Make a bid at http://www.ancientforestalliance.org/news-item.php?ID=233 for the naming rights to a species of newly discovered bryoria or "horsehair" lichen as part of a conservation fundraising effort to protect BC's old-growth forests. This is a trial run of "taxonomic tithing" whereby BC botanical researcher Trevor Goward has donated the naming rights for a new species to a conservation organization - if the auction is successful, it could inspire other taxonomists to help conservation fundraising efforts for wildlife and ecosystems around the planet!
WHY Should YOU Make a Bid for this New Species?
1. Your name would be enshrined as a legacy that could endure as long as our civilization lasts!
Having your name - or that of a loved one, your favourite celebrity, role model, hero, sports team - linked to a living species is a legacy that lasts a long time.
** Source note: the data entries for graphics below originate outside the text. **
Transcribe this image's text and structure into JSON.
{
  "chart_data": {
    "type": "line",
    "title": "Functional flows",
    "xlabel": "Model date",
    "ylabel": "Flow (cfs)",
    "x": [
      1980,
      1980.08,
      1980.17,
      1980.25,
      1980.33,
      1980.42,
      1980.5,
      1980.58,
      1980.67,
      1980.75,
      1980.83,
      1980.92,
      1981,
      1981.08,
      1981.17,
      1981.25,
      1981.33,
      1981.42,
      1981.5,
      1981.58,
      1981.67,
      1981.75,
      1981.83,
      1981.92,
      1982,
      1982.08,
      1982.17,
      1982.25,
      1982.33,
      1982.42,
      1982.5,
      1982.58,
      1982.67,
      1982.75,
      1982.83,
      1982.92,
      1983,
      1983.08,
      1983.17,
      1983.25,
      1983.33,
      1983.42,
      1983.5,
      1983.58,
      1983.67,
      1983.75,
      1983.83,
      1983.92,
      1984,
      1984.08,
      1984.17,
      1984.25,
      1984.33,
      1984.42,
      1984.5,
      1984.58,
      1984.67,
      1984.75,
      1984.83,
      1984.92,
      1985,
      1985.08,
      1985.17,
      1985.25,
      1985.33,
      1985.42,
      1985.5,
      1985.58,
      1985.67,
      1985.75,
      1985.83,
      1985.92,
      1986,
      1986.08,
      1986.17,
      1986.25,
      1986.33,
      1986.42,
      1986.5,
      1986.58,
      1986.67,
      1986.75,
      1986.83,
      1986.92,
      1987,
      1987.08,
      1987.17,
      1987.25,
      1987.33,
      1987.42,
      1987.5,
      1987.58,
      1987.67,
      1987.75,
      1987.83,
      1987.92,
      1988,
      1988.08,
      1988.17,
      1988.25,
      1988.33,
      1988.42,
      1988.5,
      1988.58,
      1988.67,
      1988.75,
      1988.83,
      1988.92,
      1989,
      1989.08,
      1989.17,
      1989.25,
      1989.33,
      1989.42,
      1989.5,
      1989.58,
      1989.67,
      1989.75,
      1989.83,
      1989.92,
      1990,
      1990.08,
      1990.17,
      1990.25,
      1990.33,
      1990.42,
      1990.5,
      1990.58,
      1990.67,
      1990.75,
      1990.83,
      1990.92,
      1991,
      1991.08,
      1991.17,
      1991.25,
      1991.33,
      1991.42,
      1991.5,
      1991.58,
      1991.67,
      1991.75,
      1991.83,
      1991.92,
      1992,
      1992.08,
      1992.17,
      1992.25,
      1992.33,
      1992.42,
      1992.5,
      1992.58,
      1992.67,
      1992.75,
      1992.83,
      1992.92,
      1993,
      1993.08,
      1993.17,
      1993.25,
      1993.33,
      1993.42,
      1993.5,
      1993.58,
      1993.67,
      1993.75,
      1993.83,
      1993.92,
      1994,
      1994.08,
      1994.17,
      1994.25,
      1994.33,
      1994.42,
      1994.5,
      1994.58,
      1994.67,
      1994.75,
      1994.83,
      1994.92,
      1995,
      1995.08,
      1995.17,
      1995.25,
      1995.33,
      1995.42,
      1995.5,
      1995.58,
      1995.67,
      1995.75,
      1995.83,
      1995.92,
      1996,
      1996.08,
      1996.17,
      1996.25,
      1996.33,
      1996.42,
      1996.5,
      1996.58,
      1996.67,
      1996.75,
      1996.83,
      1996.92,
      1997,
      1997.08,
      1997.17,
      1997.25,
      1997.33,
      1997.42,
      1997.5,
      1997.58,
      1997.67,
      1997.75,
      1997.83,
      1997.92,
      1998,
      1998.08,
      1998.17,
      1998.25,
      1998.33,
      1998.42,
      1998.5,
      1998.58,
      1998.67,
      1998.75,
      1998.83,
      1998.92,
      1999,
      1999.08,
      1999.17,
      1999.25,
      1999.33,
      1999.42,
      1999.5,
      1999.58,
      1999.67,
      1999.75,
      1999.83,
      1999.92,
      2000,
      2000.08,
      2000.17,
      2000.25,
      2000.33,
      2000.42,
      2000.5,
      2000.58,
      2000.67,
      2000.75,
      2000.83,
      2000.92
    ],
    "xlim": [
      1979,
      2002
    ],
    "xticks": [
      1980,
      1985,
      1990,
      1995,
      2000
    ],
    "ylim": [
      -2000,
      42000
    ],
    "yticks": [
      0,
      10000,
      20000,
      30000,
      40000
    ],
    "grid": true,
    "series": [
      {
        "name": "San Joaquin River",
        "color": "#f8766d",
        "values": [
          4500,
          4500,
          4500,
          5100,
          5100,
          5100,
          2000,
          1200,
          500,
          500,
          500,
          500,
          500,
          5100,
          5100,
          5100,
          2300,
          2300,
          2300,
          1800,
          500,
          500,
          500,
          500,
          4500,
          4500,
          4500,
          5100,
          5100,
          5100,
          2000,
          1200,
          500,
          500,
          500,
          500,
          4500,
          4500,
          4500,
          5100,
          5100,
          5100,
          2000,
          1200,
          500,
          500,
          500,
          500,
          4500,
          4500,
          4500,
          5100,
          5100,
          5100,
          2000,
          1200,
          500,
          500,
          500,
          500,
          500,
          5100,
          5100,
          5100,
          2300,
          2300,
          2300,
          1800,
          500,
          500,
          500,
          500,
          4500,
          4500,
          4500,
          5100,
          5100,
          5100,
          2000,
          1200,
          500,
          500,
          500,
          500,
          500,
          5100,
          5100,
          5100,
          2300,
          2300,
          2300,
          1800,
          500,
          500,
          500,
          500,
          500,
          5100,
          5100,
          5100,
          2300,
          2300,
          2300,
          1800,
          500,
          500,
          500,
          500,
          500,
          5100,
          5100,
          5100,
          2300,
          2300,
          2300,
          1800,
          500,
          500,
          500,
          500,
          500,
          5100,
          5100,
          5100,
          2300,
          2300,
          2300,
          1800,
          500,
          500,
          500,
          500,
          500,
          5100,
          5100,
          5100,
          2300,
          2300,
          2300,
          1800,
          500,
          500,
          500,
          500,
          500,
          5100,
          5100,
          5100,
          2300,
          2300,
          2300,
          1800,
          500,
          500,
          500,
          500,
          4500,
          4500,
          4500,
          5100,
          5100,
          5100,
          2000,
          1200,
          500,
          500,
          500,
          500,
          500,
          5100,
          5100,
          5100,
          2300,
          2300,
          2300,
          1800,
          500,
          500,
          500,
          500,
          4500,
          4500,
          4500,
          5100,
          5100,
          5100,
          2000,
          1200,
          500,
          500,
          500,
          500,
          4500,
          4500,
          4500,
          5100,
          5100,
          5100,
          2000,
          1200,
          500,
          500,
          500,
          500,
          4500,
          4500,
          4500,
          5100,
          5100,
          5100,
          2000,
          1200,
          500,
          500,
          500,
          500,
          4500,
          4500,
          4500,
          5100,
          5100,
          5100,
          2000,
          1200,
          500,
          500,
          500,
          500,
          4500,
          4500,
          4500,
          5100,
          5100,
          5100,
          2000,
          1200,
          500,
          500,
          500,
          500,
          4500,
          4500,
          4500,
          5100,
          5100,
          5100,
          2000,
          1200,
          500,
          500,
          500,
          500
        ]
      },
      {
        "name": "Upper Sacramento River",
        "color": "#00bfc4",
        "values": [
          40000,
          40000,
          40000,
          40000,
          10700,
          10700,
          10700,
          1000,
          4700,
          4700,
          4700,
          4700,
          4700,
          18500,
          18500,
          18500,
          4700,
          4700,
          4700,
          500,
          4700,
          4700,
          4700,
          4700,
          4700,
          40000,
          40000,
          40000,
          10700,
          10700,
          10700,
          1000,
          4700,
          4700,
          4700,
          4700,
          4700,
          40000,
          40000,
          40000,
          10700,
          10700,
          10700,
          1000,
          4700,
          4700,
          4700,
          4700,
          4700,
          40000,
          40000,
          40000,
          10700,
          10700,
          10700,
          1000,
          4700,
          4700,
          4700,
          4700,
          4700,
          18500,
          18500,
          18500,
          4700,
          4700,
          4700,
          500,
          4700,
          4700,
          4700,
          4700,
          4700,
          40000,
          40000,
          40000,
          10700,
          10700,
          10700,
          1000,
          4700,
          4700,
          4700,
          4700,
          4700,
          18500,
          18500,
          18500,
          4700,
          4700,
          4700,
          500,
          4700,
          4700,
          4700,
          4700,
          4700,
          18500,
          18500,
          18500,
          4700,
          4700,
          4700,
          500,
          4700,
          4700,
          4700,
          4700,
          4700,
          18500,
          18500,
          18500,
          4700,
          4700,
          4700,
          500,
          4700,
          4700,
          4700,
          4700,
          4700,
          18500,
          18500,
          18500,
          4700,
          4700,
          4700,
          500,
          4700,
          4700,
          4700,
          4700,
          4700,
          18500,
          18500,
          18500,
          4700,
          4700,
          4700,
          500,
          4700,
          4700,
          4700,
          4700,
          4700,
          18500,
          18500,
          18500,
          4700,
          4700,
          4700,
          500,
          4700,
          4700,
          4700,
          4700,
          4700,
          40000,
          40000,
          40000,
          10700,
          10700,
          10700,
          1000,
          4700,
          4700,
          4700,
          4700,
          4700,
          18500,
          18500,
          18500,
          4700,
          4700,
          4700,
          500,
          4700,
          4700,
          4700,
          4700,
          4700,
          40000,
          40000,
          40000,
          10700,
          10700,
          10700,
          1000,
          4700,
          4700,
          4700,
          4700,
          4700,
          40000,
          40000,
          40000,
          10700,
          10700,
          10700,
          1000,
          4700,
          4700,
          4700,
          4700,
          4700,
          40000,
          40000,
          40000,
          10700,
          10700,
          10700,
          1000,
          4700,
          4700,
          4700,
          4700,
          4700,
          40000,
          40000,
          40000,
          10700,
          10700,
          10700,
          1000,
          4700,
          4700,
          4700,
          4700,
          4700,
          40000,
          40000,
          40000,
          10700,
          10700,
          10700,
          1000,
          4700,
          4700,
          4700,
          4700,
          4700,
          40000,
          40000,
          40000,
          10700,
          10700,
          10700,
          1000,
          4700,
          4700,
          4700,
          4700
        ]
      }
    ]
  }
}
It has been almost three centuries since the modern system of biological classification was developed by Carolus Linnaeus; and even now the names of people after whom he christened various plants and animals are still with us. With any luck your name will endure as long as our civilization does. Not even Shakespeare could hope for more than that!
2. It will help set a precedent for a potentially successful new way to raise millions of dollars for conservation around the world!
Thousands of new species are described by taxonomists every year. If this fundraiser is successful, it will help to create a model that could convince other taxonomists to support conservation organizations, raising millions of dollars for conservation around the world for the Earth’s diverse ecosystems and biodiversity!
3. You will greatly help British Columbia’s leading – and leanest – environmental organization working at the forefront of the campaign to protect British Columbia’s endangered old-growth forests.
The old-growth forests of British Columbia are among the most magnificent forests on the planet, harbouring trees with trunks as wide as living rooms and that tower as tall as downtown skyscrapers. These forests are home to some of the largest and most charismatic animal species on Earth, including grizzly bears, mountain lions, wolves, and mountain caribou, and some of the most endangered species, like the spotted owl and white-headed woodpecker.
The Ancient Forest Alliance has generated huge media coverage, public awareness, and policy influence in less than 2 years since its founding – with only a tiny fraction of the funding base compared to other major environmental organizations. The organization has built vital new support among tourism businesses, First Nations, politicians, forestry workers, and a large diversity of citizens that will ultimately lead to success if the campaign is adequately funded.